Intratumoral Heterogeneity of the Epigenome

Abstract

Investigation into intratumoral heterogeneity (ITH) of the epigenome is in a formative stage. The patterns of tumor evolution inferred from epigenetic ITH and genetic ITH are remarkably similar, suggesting widespread co-dependency of these disparate mechanisms. The biological and clinical relevance of epigenetic ITH are becoming more apparent. Rare tumor cells with unique and reversible epigenetic states may drive drug resistance, and the degree of epigenetic ITH at diagnosis may predict patient outcome. This perspective presents these current concepts and clinical implications of epigenetic ITH, and the experimental and computational techniques at the forefront of ITH exploration.

Figure 1. Inferring the evolutionary history of a tumor from intratumoral heterogeneity

(A) Analysis of spatially distinct biopsies can be used to build a phylogeny which represents the evolutionary history of a tumor. Phylogeny tree branches are colored according to the contributions of each cell population: the black branch contains alterations that are shared amongst all biopsies, the red/blue branch contains alterations shared between the red and blue biopsies and the red, blue and purple branches represents those alterations which are uniquely present in a single biopsy. (B) Phylogenies have traditionally been built from genetic alterations, including somatic mutations and copy number alterations. Phyloepigenetic trees have been built from genome-wide DNA methylation data and could be similarly derived from other epigenetic marks, including histone modification patterns, open chromatin or RNA expression levels. Representative patterns of somatic mutations, copy number alterations and DNA methylation (black = methylated CpG site; white = unmethylated CpG site) are shown. To date, tumor histories derived from genetic alterations and DNA methylation show similar evolutionary patterns, raising the question of the extent to which these alterations are functionally related. Further work is still required to determine if phylogenies derived from histone modifications and RNA expression also reflect similar evolutionary histories.

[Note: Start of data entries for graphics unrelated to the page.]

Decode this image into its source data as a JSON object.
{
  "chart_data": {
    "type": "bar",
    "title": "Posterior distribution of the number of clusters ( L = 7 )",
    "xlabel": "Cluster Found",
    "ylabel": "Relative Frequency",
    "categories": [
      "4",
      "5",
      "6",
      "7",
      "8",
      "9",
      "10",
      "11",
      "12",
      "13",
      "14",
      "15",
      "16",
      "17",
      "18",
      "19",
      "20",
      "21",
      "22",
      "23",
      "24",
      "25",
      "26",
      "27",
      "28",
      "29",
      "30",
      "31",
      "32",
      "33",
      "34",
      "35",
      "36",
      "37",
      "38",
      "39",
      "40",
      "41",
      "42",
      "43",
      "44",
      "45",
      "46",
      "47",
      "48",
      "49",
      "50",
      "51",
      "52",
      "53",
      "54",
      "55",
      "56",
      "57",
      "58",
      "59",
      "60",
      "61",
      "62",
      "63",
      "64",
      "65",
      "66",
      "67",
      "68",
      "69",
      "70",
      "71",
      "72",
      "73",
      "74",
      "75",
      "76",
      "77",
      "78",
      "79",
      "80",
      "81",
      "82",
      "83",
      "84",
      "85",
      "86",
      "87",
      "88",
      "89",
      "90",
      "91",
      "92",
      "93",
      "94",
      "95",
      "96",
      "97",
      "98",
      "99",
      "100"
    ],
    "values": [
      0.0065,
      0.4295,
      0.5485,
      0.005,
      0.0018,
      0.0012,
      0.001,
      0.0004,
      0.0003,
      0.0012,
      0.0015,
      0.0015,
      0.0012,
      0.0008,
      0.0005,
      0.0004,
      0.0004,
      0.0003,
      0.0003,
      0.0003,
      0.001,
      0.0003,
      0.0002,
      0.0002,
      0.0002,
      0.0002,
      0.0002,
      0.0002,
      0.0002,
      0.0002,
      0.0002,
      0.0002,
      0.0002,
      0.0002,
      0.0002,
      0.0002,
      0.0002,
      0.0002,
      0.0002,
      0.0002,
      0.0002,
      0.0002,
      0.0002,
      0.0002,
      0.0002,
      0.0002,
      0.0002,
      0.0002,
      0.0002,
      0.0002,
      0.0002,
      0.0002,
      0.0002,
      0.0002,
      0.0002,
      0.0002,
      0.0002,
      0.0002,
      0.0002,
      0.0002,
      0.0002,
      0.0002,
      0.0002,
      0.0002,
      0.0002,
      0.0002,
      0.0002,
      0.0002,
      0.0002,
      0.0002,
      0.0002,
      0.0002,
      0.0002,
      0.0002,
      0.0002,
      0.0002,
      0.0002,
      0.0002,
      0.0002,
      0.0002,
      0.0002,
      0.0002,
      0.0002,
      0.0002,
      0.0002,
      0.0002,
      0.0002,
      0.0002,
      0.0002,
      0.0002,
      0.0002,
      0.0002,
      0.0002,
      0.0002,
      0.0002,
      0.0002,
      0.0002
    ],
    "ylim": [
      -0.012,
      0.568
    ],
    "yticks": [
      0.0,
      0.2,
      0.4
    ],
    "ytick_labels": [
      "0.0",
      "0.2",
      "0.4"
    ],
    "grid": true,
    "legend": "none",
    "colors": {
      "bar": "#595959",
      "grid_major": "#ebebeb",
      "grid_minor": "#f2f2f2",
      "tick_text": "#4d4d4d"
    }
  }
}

Figure 2. Clinical implications of intratumoral heterogeneity

(A) Low levels of intratumoral heterogeneity in DNA methylation (mITH) have been associated with improved progression free survival (PFS) and overall survival (OS). (B) Two different timeline models of the relationship between PFS and mITH. A tumor initiates (far left) and expands while acquiring a series of epigenetic alterations leading to three distinct subclones (shades of blue) at the time of surgical resection (vertical black line). In both scenarios, identical subclones are present at initial resection. Surgical resection removes the majority of tumor cells although a small number remain which continue to evolve and eventually develop into the recurrence after a short (top) or long (bottom) period of progression-free survival (PFS). Here we question whether the duration of PFS may correlate with the levels of mITH in the recurrent tumor (cell populations on right). (C) The impact of therapy on mITH is understudied. For a given number of subclones at diagnosis (top), therapy may selectively kill some subclones leading to decreased mITH at recurrence (left), or it may not alter the diversity of subclones, leading to a recurrence with similar subclones as the diagnostic tumor (center), or it may promote increased mITH and expansion of novel subclones leading to a more heterogeneous recurrence (right).